Personal information
- Full name: George Cull
- Born: 3 March 1856 Lymington, Hampshire, England
- Died: 9 May 1898 (aged 42) Sandown, Isle of Wight, England
- Batting: Right-handed
- Role: Wicket-keeper

Domestic team information
- 1877: Hampshire

Career statistics
| Competition | First-class |
| Matches | 2 |
| Runs scored | 14 |
| Batting average | 3.50 |
| 100s/50s | –/– |
| Top score | 7 |
| Catches/stumpings | 1/– |
- Source: Cricinfo, 19 January 2010

= George Cull =

English cricketer

George Cull (3 March 1856 — 9 May 1898) was an English first-class cricketer.
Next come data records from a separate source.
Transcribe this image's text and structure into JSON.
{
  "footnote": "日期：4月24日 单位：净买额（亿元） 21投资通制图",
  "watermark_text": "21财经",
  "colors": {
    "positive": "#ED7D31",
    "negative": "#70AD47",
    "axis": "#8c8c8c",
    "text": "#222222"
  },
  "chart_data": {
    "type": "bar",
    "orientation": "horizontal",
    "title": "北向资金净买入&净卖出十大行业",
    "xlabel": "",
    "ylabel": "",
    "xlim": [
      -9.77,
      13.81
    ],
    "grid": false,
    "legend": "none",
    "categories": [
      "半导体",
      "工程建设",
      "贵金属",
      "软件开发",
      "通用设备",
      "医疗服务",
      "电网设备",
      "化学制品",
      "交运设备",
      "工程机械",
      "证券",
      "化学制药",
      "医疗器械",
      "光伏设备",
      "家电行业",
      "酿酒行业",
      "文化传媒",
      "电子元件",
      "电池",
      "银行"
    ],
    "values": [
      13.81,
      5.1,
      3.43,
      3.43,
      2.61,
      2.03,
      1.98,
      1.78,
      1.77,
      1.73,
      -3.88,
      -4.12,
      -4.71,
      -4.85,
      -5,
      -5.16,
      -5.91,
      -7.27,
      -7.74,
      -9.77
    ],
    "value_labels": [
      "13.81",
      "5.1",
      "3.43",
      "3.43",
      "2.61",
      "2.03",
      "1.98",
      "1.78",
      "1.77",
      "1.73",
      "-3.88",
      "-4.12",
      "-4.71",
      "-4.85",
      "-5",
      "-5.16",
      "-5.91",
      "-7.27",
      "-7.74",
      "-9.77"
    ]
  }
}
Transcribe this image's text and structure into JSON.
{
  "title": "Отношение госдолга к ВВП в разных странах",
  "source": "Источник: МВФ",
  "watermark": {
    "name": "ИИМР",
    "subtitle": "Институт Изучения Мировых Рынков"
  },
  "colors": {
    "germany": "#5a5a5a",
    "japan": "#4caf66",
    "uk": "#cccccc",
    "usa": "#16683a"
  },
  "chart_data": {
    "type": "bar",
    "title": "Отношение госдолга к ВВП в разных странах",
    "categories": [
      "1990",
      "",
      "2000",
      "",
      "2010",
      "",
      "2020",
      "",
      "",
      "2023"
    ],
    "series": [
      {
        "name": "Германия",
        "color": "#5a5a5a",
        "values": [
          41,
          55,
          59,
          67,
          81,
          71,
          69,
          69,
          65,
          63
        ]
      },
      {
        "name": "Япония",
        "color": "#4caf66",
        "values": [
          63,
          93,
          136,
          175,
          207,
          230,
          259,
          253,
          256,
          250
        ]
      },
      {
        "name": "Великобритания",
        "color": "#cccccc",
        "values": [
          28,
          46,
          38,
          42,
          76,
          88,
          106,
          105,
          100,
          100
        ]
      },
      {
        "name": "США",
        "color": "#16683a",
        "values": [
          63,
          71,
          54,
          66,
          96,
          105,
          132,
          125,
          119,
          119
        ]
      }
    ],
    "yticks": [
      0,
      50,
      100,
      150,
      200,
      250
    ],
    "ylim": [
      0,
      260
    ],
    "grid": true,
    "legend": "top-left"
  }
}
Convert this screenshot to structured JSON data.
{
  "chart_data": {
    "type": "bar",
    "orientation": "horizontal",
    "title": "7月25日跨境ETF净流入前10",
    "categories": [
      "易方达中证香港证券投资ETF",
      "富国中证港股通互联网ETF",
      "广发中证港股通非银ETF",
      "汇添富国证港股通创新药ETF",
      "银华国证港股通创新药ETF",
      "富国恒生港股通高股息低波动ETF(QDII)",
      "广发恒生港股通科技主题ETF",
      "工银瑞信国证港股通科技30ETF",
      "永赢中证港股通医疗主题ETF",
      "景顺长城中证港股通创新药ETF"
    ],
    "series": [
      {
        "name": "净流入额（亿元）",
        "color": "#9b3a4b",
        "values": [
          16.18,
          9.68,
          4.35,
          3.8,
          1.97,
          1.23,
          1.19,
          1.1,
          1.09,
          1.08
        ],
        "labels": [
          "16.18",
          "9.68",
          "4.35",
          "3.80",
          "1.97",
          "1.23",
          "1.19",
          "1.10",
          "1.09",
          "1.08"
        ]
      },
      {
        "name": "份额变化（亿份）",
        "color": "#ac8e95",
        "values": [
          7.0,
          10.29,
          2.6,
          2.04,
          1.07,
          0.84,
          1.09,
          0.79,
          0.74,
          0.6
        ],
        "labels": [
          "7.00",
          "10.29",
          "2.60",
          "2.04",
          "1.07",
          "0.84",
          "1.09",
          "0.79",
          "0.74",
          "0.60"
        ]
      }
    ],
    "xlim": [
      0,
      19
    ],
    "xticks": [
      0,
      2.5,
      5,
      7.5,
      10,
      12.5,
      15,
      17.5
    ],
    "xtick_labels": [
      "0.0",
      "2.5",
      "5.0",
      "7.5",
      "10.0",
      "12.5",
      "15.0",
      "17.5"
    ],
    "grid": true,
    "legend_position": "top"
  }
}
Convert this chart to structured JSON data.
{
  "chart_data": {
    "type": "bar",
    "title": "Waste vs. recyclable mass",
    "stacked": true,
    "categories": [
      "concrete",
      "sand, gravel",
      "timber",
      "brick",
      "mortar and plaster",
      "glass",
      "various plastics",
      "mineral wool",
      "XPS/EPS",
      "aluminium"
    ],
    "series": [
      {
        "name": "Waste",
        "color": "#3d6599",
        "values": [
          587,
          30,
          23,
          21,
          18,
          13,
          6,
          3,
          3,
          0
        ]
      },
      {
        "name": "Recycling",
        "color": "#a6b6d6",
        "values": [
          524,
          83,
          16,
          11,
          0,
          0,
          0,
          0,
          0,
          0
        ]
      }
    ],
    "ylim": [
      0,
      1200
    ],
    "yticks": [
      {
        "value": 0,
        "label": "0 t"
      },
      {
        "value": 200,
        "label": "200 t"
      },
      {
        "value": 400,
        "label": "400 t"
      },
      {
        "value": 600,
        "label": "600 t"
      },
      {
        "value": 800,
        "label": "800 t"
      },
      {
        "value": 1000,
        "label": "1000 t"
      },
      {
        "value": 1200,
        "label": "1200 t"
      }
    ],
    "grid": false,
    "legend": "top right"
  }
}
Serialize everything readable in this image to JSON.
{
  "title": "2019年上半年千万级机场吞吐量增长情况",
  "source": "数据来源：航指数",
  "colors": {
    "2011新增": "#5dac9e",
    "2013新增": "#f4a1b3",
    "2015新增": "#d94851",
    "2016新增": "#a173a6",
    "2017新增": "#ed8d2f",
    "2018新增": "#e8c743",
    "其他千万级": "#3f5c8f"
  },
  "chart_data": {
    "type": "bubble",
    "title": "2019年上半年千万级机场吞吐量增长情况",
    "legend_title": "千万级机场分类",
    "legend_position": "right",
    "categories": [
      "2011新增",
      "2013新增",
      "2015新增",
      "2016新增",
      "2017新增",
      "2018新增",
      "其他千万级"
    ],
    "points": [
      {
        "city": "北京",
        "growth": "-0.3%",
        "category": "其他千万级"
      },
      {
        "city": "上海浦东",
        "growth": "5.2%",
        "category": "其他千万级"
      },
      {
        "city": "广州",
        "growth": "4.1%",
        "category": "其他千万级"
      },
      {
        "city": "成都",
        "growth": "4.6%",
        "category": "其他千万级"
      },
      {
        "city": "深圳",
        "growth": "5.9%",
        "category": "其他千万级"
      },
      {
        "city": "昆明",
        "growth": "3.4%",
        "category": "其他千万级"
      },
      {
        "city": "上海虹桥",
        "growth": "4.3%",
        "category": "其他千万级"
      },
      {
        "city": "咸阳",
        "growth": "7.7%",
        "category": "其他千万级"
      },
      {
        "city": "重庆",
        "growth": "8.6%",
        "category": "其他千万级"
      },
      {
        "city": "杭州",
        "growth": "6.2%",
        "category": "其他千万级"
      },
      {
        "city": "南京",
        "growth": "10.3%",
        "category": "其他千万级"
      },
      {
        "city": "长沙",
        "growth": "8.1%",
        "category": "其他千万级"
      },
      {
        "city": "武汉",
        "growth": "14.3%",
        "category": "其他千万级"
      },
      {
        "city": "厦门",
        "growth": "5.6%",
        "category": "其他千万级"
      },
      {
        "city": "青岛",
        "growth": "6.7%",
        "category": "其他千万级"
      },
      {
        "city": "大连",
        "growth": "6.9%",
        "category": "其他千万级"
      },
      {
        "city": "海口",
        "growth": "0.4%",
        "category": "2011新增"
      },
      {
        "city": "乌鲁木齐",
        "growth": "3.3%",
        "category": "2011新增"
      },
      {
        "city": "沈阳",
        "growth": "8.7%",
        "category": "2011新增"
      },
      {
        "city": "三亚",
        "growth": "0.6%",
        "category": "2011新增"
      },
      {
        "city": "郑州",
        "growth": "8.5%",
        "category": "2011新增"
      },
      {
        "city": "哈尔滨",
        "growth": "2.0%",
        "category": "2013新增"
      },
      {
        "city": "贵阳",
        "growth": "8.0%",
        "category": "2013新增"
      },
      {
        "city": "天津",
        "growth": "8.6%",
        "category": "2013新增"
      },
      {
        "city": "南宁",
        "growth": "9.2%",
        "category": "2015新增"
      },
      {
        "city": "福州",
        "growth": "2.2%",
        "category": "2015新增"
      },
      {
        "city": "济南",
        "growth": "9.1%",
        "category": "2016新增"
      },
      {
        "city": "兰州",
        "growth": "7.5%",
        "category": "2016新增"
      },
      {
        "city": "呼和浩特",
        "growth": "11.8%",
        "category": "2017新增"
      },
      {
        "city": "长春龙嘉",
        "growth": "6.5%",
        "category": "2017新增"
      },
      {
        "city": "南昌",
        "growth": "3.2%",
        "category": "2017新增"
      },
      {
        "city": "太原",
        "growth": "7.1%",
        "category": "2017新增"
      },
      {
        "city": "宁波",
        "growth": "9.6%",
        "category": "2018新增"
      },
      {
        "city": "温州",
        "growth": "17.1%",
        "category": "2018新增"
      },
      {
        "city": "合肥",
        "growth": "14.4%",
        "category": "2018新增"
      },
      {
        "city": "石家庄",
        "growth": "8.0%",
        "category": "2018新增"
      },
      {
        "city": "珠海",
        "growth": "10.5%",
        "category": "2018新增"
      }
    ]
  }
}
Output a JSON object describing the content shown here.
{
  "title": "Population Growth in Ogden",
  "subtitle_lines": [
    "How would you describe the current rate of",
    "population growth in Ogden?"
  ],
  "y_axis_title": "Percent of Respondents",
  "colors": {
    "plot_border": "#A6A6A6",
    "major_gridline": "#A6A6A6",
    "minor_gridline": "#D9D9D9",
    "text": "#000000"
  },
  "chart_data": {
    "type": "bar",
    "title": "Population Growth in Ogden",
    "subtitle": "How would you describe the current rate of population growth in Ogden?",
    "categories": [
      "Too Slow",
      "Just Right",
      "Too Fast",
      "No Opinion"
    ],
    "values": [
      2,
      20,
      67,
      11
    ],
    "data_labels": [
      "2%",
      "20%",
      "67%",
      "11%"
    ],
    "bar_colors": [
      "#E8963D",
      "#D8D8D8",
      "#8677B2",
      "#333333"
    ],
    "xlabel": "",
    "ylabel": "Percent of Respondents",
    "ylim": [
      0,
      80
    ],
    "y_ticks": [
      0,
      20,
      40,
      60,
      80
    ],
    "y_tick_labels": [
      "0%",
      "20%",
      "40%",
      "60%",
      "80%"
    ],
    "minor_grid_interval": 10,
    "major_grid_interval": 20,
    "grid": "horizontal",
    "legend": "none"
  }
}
Cull was born at Lymington in March 1856. A club cricketer for Ringwood Cricket Club, he made two appearances in first-class cricket for Hampshire in 1877, against the Marylebone Cricket Club at Lord's and Derbyshire at Southampton. He scored 14 runs in his two matches, with a highest score of 7. Although he was a wicket-keeper at club level, in his two matches for Hampshire, Hector Hyslop was preferred as wicket-keeper. Cull spent the final twenty years of his life working as a postman on the Isle of Wight, where he died at Sandown in May 1898.